I tried to preprocess the data on my device using docker. Outlining the advantages of using containers would far exceed the goal of this section, but in short: Docker is a type of software container. It’s open source. When using docker, everything required will be within a container, thereby the application will run in isolation from things that could influence the computations but are not necessary. If someone else were to use the same docker image we should get very much comparable results - much more comparable then if we ran them with all our differing depedencies etc. This article greatly helped me to understand what docker is and what the upsides of it are.

…but was preprocessed on brain-life!

Also consult this article Esteban et al. [2020], in which the sub-work-flows are outlined etc.


MRI-QC

The data was attempted to be quality controlled via MRI-QC(20.2.3; . In parallel to fMRI-prep, this was first attempted via docker. The data was quality controlled via brainlife.
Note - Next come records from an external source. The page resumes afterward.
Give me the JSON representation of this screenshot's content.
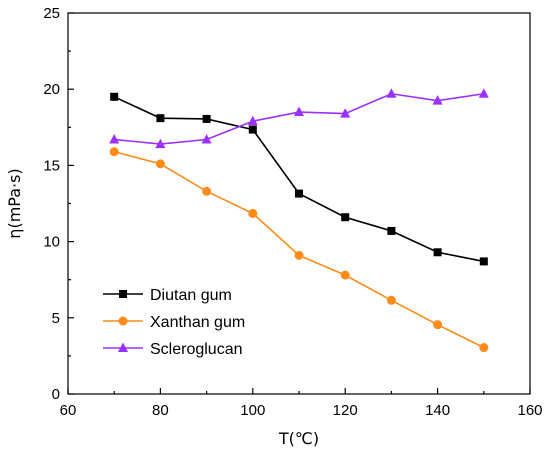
{
  "chart_data": {
    "type": "line",
    "xlabel": "T(℃)",
    "ylabel": "η(mPa·s)",
    "xlim": [
      60,
      160
    ],
    "ylim": [
      0,
      25
    ],
    "xticks": [
      60,
      80,
      100,
      120,
      140,
      160
    ],
    "yticks": [
      0,
      5,
      10,
      15,
      20,
      25
    ],
    "xtick_labels": [
      "60",
      "80",
      "100",
      "120",
      "140",
      "160"
    ],
    "ytick_labels": [
      "0",
      "5",
      "10",
      "15",
      "20",
      "25"
    ],
    "x": [
      70,
      80,
      90,
      100,
      110,
      120,
      130,
      140,
      150
    ],
    "grid": false,
    "legend_position": "bottom-left",
    "series": [
      {
        "name": "Diutan gum",
        "values": [
          19.5,
          18.1,
          18.05,
          17.35,
          13.15,
          11.6,
          10.7,
          9.3,
          8.7
        ],
        "color": "#000000",
        "marker": "square"
      },
      {
        "name": "Xanthan gum",
        "values": [
          15.9,
          15.1,
          13.3,
          11.85,
          9.1,
          7.8,
          6.15,
          4.55,
          3.05
        ],
        "color": "#ff8c1a",
        "marker": "circle"
      },
      {
        "name": "Scleroglucan",
        "values": [
          16.7,
          16.4,
          16.7,
          17.9,
          18.5,
          18.4,
          19.7,
          19.25,
          19.7
        ],
        "color": "#9b30ff",
        "marker": "triangle"
      }
    ]
  }
}
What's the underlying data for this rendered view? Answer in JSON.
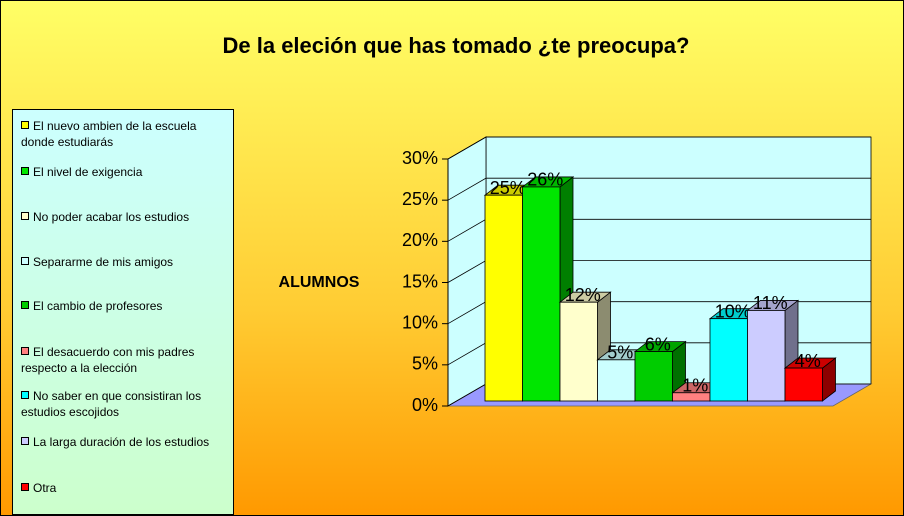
{
  "chart_data": {
    "type": "bar3d",
    "title": "De la eleción que has tomado ¿te preocupa?",
    "ylabel": "ALUMNOS",
    "ylim": [
      0,
      30
    ],
    "yticks": [
      {
        "value": 0,
        "label": "0%"
      },
      {
        "value": 5,
        "label": "5%"
      },
      {
        "value": 10,
        "label": "10%"
      },
      {
        "value": 15,
        "label": "15%"
      },
      {
        "value": 20,
        "label": "20%"
      },
      {
        "value": 25,
        "label": "25%"
      },
      {
        "value": 30,
        "label": "30%"
      }
    ],
    "grid": true,
    "legend": "left",
    "series": [
      {
        "name": "El nuevo ambien de la escuela donde estudiarás",
        "color": "#ffff00",
        "values": [
          25
        ],
        "value_labels": [
          "25%"
        ]
      },
      {
        "name": "El nivel de exigencia",
        "color": "#00e600",
        "values": [
          26
        ],
        "value_labels": [
          "26%"
        ]
      },
      {
        "name": "No poder acabar los estudios",
        "color": "#ffffcc",
        "values": [
          12
        ],
        "value_labels": [
          "12%"
        ]
      },
      {
        "name": "Separarme de mis amigos",
        "color": "#ccffff",
        "values": [
          5
        ],
        "value_labels": [
          "5%"
        ]
      },
      {
        "name": "El cambio de profesores",
        "color": "#00cc00",
        "values": [
          6
        ],
        "value_labels": [
          "6%"
        ]
      },
      {
        "name": "El desacuerdo con mis padres respecto a la elección",
        "color": "#ff8080",
        "values": [
          1
        ],
        "value_labels": [
          "1%"
        ]
      },
      {
        "name": "No saber en que consistiran los estudios escojidos",
        "color": "#00ffff",
        "values": [
          10
        ],
        "value_labels": [
          "10%"
        ]
      },
      {
        "name": "La larga duración de los estudios",
        "color": "#ccccff",
        "values": [
          11
        ],
        "value_labels": [
          "11%"
        ]
      },
      {
        "name": "Otra",
        "color": "#ff0000",
        "values": [
          4
        ],
        "value_labels": [
          "4%"
        ]
      }
    ]
  }
}
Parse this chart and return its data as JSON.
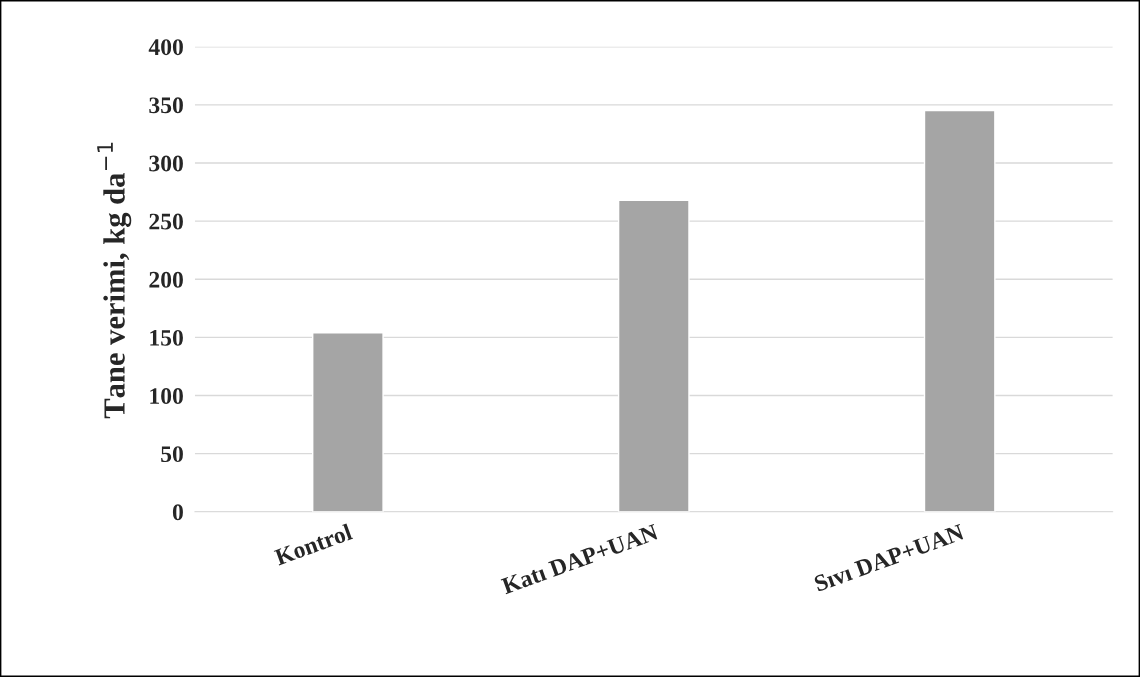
{
  "chart_data": {
    "type": "bar",
    "ylabel": "Tane verimi, kg da$^{−1}$",
    "categories": [
      "Kontrol",
      "Katı DAP+UAN",
      "Sıvı DAP+UAN"
    ],
    "values": [
      154,
      268,
      345
    ],
    "color": "#a5a5a5",
    "ylim": [
      0,
      400
    ],
    "yticks": [
      0,
      50,
      100,
      150,
      200,
      250,
      300,
      350,
      400
    ],
    "grid": "y",
    "legend": false
  }
}
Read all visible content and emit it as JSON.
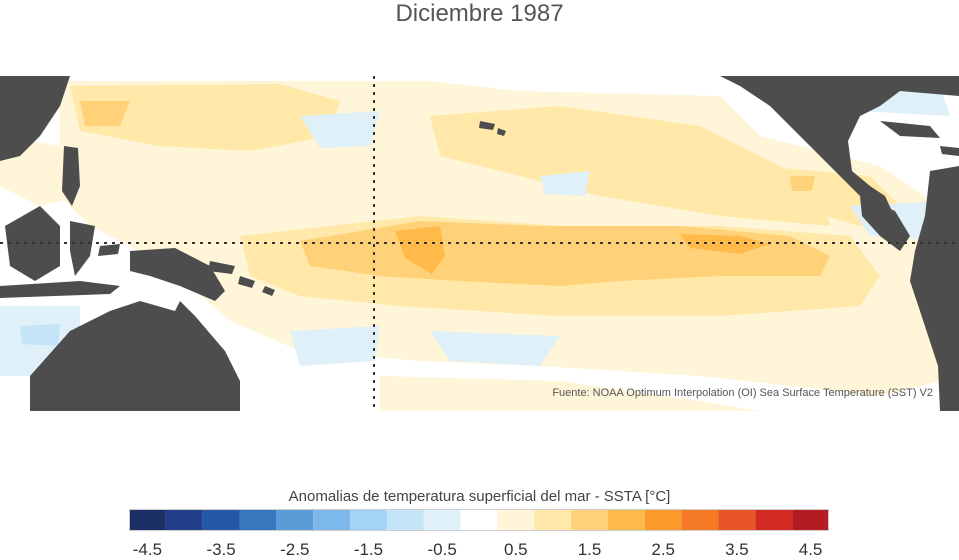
{
  "title": "Diciembre 1987",
  "source": "Fuente: NOAA Optimum Interpolation (OI) Sea Surface Temperature (SST) V2",
  "legend": {
    "title": "Anomalias de temperatura superficial del mar - SSTA  [°C]",
    "tick_labels": [
      "-4.5",
      "-3.5",
      "-2.5",
      "-1.5",
      "-0.5",
      "0.5",
      "1.5",
      "2.5",
      "3.5",
      "4.5"
    ],
    "bins": [
      {
        "from": -4.5,
        "to": -4.0,
        "color": "#1b2f66"
      },
      {
        "from": -4.0,
        "to": -3.5,
        "color": "#213e8a"
      },
      {
        "from": -3.5,
        "to": -3.0,
        "color": "#2457a5"
      },
      {
        "from": -3.0,
        "to": -2.5,
        "color": "#3978be"
      },
      {
        "from": -2.5,
        "to": -2.0,
        "color": "#5a9bd8"
      },
      {
        "from": -2.0,
        "to": -1.5,
        "color": "#7cb9ea"
      },
      {
        "from": -1.5,
        "to": -1.0,
        "color": "#a3d4f5"
      },
      {
        "from": -1.0,
        "to": -0.5,
        "color": "#c4e4f7"
      },
      {
        "from": -0.5,
        "to": 0.0,
        "color": "#dff0f8"
      },
      {
        "from": 0.0,
        "to": 0.5,
        "color": "#ffffff"
      },
      {
        "from": 0.5,
        "to": 1.0,
        "color": "#fff5d8"
      },
      {
        "from": 1.0,
        "to": 1.5,
        "color": "#ffe8a8"
      },
      {
        "from": 1.5,
        "to": 2.0,
        "color": "#ffd27a"
      },
      {
        "from": 2.0,
        "to": 2.5,
        "color": "#ffba49"
      },
      {
        "from": 2.5,
        "to": 3.0,
        "color": "#fc9a2b"
      },
      {
        "from": 3.0,
        "to": 3.5,
        "color": "#f57a25"
      },
      {
        "from": 3.5,
        "to": 4.0,
        "color": "#e85526"
      },
      {
        "from": 4.0,
        "to": 4.5,
        "color": "#d62b25"
      },
      {
        "from": 4.5,
        "to": 5.0,
        "color": "#b31c22"
      }
    ]
  },
  "colors": {
    "land": "#4d4d4d",
    "ocean_base": "#ffffff",
    "anom_0_5": "#fff5d8",
    "anom_1_0": "#ffe8a8",
    "anom_1_5": "#ffd27a",
    "anom_2_0": "#ffba49",
    "anom_neg": "#dff0f8",
    "anom_neg_1": "#c4e4f7",
    "anom_neg_2": "#a3d4f5"
  }
}
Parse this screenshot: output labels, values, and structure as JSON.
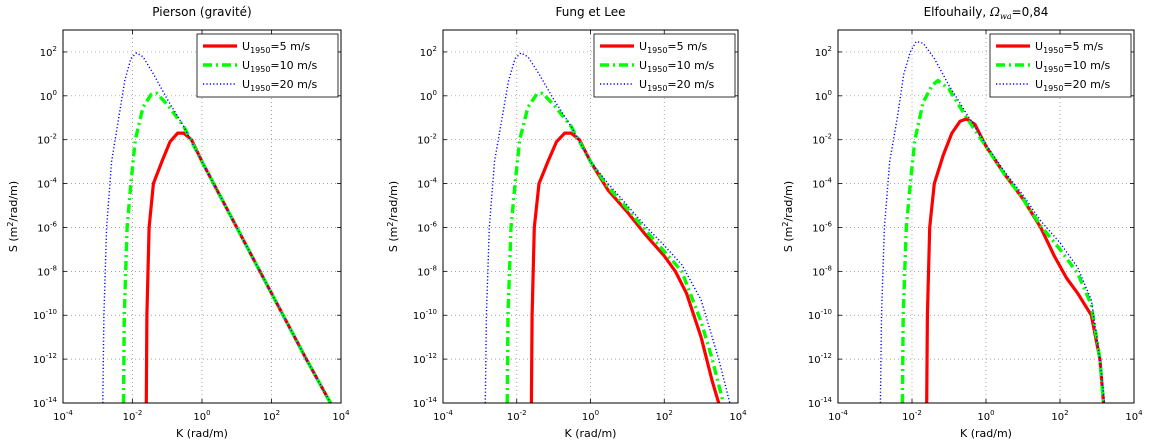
{
  "chart_data": [
    {
      "type": "line",
      "title": "Pierson (gravité)",
      "xlabel": "K (rad/m)",
      "ylabel": "S (m²/rad/m)",
      "xscale": "log",
      "yscale": "log",
      "xlim": [
        0.0001,
        10000
      ],
      "ylim": [
        1e-14,
        1000
      ],
      "grid": true,
      "legend_position": "top-right",
      "series": [
        {
          "name": "U1950=5 m/s",
          "color": "#ff0000",
          "style": "solid",
          "points": [
            [
              0.025,
              1e-14
            ],
            [
              0.026,
              1e-10
            ],
            [
              0.03,
              1e-06
            ],
            [
              0.04,
              0.0001
            ],
            [
              0.07,
              0.001
            ],
            [
              0.12,
              0.008
            ],
            [
              0.2,
              0.02
            ],
            [
              0.3,
              0.02
            ],
            [
              0.5,
              0.01
            ],
            [
              1,
              0.001
            ],
            [
              10,
              1e-06
            ],
            [
              100,
              1e-09
            ],
            [
              1000,
              1e-12
            ],
            [
              5000,
              1e-14
            ]
          ]
        },
        {
          "name": "U1950=10 m/s",
          "color": "#00ff00",
          "style": "dashdot",
          "points": [
            [
              0.0055,
              1e-14
            ],
            [
              0.0058,
              1e-10
            ],
            [
              0.007,
              1e-06
            ],
            [
              0.009,
              0.0001
            ],
            [
              0.012,
              0.01
            ],
            [
              0.02,
              0.3
            ],
            [
              0.035,
              1.2
            ],
            [
              0.05,
              1.3
            ],
            [
              0.1,
              0.4
            ],
            [
              0.3,
              0.04
            ],
            [
              1,
              0.001
            ],
            [
              10,
              1e-06
            ],
            [
              100,
              1e-09
            ],
            [
              1000,
              1e-12
            ],
            [
              5000,
              1e-14
            ]
          ]
        },
        {
          "name": "U1950=20 m/s",
          "color": "#0000ff",
          "style": "dotted",
          "points": [
            [
              0.0014,
              1e-14
            ],
            [
              0.0015,
              1e-10
            ],
            [
              0.0018,
              1e-06
            ],
            [
              0.0025,
              0.001
            ],
            [
              0.004,
              0.1
            ],
            [
              0.006,
              5
            ],
            [
              0.009,
              50
            ],
            [
              0.013,
              90
            ],
            [
              0.02,
              60
            ],
            [
              0.04,
              10
            ],
            [
              0.1,
              0.7
            ],
            [
              0.3,
              0.04
            ],
            [
              1,
              0.001
            ],
            [
              10,
              1e-06
            ],
            [
              100,
              1e-09
            ],
            [
              1000,
              1e-12
            ],
            [
              5000,
              1e-14
            ]
          ]
        }
      ]
    },
    {
      "type": "line",
      "title": "Fung et Lee",
      "xlabel": "K (rad/m)",
      "ylabel": "S (m²/rad/m)",
      "xscale": "log",
      "yscale": "log",
      "xlim": [
        0.0001,
        10000
      ],
      "ylim": [
        1e-14,
        1000
      ],
      "grid": true,
      "legend_position": "top-right",
      "series": [
        {
          "name": "U1950=5 m/s",
          "color": "#ff0000",
          "style": "solid",
          "points": [
            [
              0.025,
              1e-14
            ],
            [
              0.026,
              1e-10
            ],
            [
              0.03,
              1e-06
            ],
            [
              0.04,
              0.0001
            ],
            [
              0.07,
              0.001
            ],
            [
              0.12,
              0.008
            ],
            [
              0.2,
              0.02
            ],
            [
              0.3,
              0.02
            ],
            [
              0.5,
              0.01
            ],
            [
              1,
              0.001
            ],
            [
              3,
              5e-05
            ],
            [
              10,
              5e-06
            ],
            [
              30,
              5e-07
            ],
            [
              100,
              5e-08
            ],
            [
              200,
              1e-08
            ],
            [
              400,
              1e-09
            ],
            [
              1000,
              1e-11
            ],
            [
              2000,
              1e-13
            ],
            [
              3000,
              1e-14
            ]
          ]
        },
        {
          "name": "U1950=10 m/s",
          "color": "#00ff00",
          "style": "dashdot",
          "points": [
            [
              0.0055,
              1e-14
            ],
            [
              0.0058,
              1e-10
            ],
            [
              0.007,
              1e-06
            ],
            [
              0.009,
              0.0001
            ],
            [
              0.012,
              0.01
            ],
            [
              0.02,
              0.3
            ],
            [
              0.035,
              1.2
            ],
            [
              0.05,
              1.3
            ],
            [
              0.1,
              0.4
            ],
            [
              0.3,
              0.04
            ],
            [
              1,
              0.001
            ],
            [
              3,
              7e-05
            ],
            [
              10,
              7e-06
            ],
            [
              30,
              8e-07
            ],
            [
              100,
              8e-08
            ],
            [
              300,
              1e-08
            ],
            [
              1000,
              5e-11
            ],
            [
              2000,
              1e-12
            ],
            [
              4000,
              1e-14
            ]
          ]
        },
        {
          "name": "U1950=20 m/s",
          "color": "#0000ff",
          "style": "dotted",
          "points": [
            [
              0.0014,
              1e-14
            ],
            [
              0.0015,
              1e-10
            ],
            [
              0.0018,
              1e-06
            ],
            [
              0.0025,
              0.001
            ],
            [
              0.004,
              0.1
            ],
            [
              0.006,
              5
            ],
            [
              0.009,
              50
            ],
            [
              0.013,
              90
            ],
            [
              0.02,
              60
            ],
            [
              0.04,
              10
            ],
            [
              0.1,
              0.7
            ],
            [
              0.3,
              0.04
            ],
            [
              1,
              0.001
            ],
            [
              3,
              0.0001
            ],
            [
              10,
              1e-05
            ],
            [
              30,
              1.2e-06
            ],
            [
              100,
              1.5e-07
            ],
            [
              300,
              2e-08
            ],
            [
              1000,
              5e-10
            ],
            [
              3000,
              1e-12
            ],
            [
              6000,
              1e-14
            ]
          ]
        }
      ]
    },
    {
      "type": "line",
      "title": "Elfouhaily, Ωwa=0,84",
      "title_main": "Elfouhaily, ",
      "title_symbol": "Ω",
      "title_sub": "wa",
      "title_tail": "=0,84",
      "xlabel": "K (rad/m)",
      "ylabel": "S (m²/rad/m)",
      "xscale": "log",
      "yscale": "log",
      "xlim": [
        0.0001,
        10000
      ],
      "ylim": [
        1e-14,
        1000
      ],
      "grid": true,
      "legend_position": "top-right",
      "series": [
        {
          "name": "U1950=5 m/s",
          "color": "#ff0000",
          "style": "solid",
          "points": [
            [
              0.025,
              1e-14
            ],
            [
              0.026,
              1e-10
            ],
            [
              0.03,
              1e-06
            ],
            [
              0.04,
              0.0001
            ],
            [
              0.07,
              0.002
            ],
            [
              0.12,
              0.02
            ],
            [
              0.2,
              0.07
            ],
            [
              0.3,
              0.09
            ],
            [
              0.5,
              0.05
            ],
            [
              1,
              0.005
            ],
            [
              3,
              0.0003
            ],
            [
              10,
              2e-05
            ],
            [
              30,
              1e-06
            ],
            [
              70,
              5e-08
            ],
            [
              150,
              5e-09
            ],
            [
              300,
              1e-09
            ],
            [
              700,
              1e-10
            ],
            [
              1200,
              1e-12
            ],
            [
              1500,
              1e-14
            ]
          ]
        },
        {
          "name": "U1950=10 m/s",
          "color": "#00ff00",
          "style": "dashdot",
          "points": [
            [
              0.0055,
              1e-14
            ],
            [
              0.0058,
              1e-10
            ],
            [
              0.007,
              1e-06
            ],
            [
              0.009,
              0.0001
            ],
            [
              0.012,
              0.01
            ],
            [
              0.02,
              0.5
            ],
            [
              0.035,
              3
            ],
            [
              0.05,
              5
            ],
            [
              0.1,
              2
            ],
            [
              0.3,
              0.1
            ],
            [
              1,
              0.005
            ],
            [
              3,
              0.0003
            ],
            [
              10,
              2e-05
            ],
            [
              30,
              1.2e-06
            ],
            [
              100,
              1e-07
            ],
            [
              300,
              8e-09
            ],
            [
              700,
              3e-10
            ],
            [
              1200,
              1e-12
            ],
            [
              1500,
              1e-14
            ]
          ]
        },
        {
          "name": "U1950=20 m/s",
          "color": "#0000ff",
          "style": "dotted",
          "points": [
            [
              0.0014,
              1e-14
            ],
            [
              0.0015,
              1e-10
            ],
            [
              0.0018,
              1e-06
            ],
            [
              0.0025,
              0.001
            ],
            [
              0.004,
              0.1
            ],
            [
              0.006,
              10
            ],
            [
              0.009,
              100
            ],
            [
              0.013,
              300
            ],
            [
              0.02,
              250
            ],
            [
              0.04,
              50
            ],
            [
              0.1,
              3
            ],
            [
              0.3,
              0.15
            ],
            [
              1,
              0.006
            ],
            [
              3,
              0.0004
            ],
            [
              10,
              3e-05
            ],
            [
              30,
              2e-06
            ],
            [
              100,
              2e-07
            ],
            [
              300,
              1.5e-08
            ],
            [
              700,
              5e-10
            ],
            [
              1200,
              1e-12
            ],
            [
              1600,
              1e-14
            ]
          ]
        }
      ]
    }
  ]
}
Sadly, brainlife does not provide the group report files, thus they cannot be linked here. Given the limited availability of data, standard procedure to exclude participants was ignored to progress this project.


pybids

The structure of the data-set was explored using pybids. This tool is simply amazing to explore a BIDS data-sets…

Note

What does BIDS stand for?

BIDS refers to the brain imaging data strucuture. When we do experiments using various neuroimaging methods, the resulting files can be very hard to keep track of. Imagine you had to pick a project up where someone else left it behind and you had no idea what the file 13032020_03_1244.dcm means. With BIDS, both a structure of the files is suggested. Thus you will know which file you can expect where. Furthermore the file formats etc. is specified. Thus if the data-set you were given was in the BIDS structure, you would have very little troubles understanding what is already available and what you need to do! Also refer a description of this provided by Gorgolewski et al. [2016] .

…as within a BIDS data-set one knows which information is expected to be where, this allows convenient functions to explore such data-sets. This is something pybids enables. Also refer to Yarkoni et al. [2019] .


nilearn

The analyses within the linear_model notebook were largely performed using nilearn.

The primary reason to use nilearn is that it also enables later machine learning techniques to analyze to MRI data. It is also possible to analyze functional connectivity with nilearn or do multi-voxel pattern analyses! And of course this is a open-source python package with stellar documentation!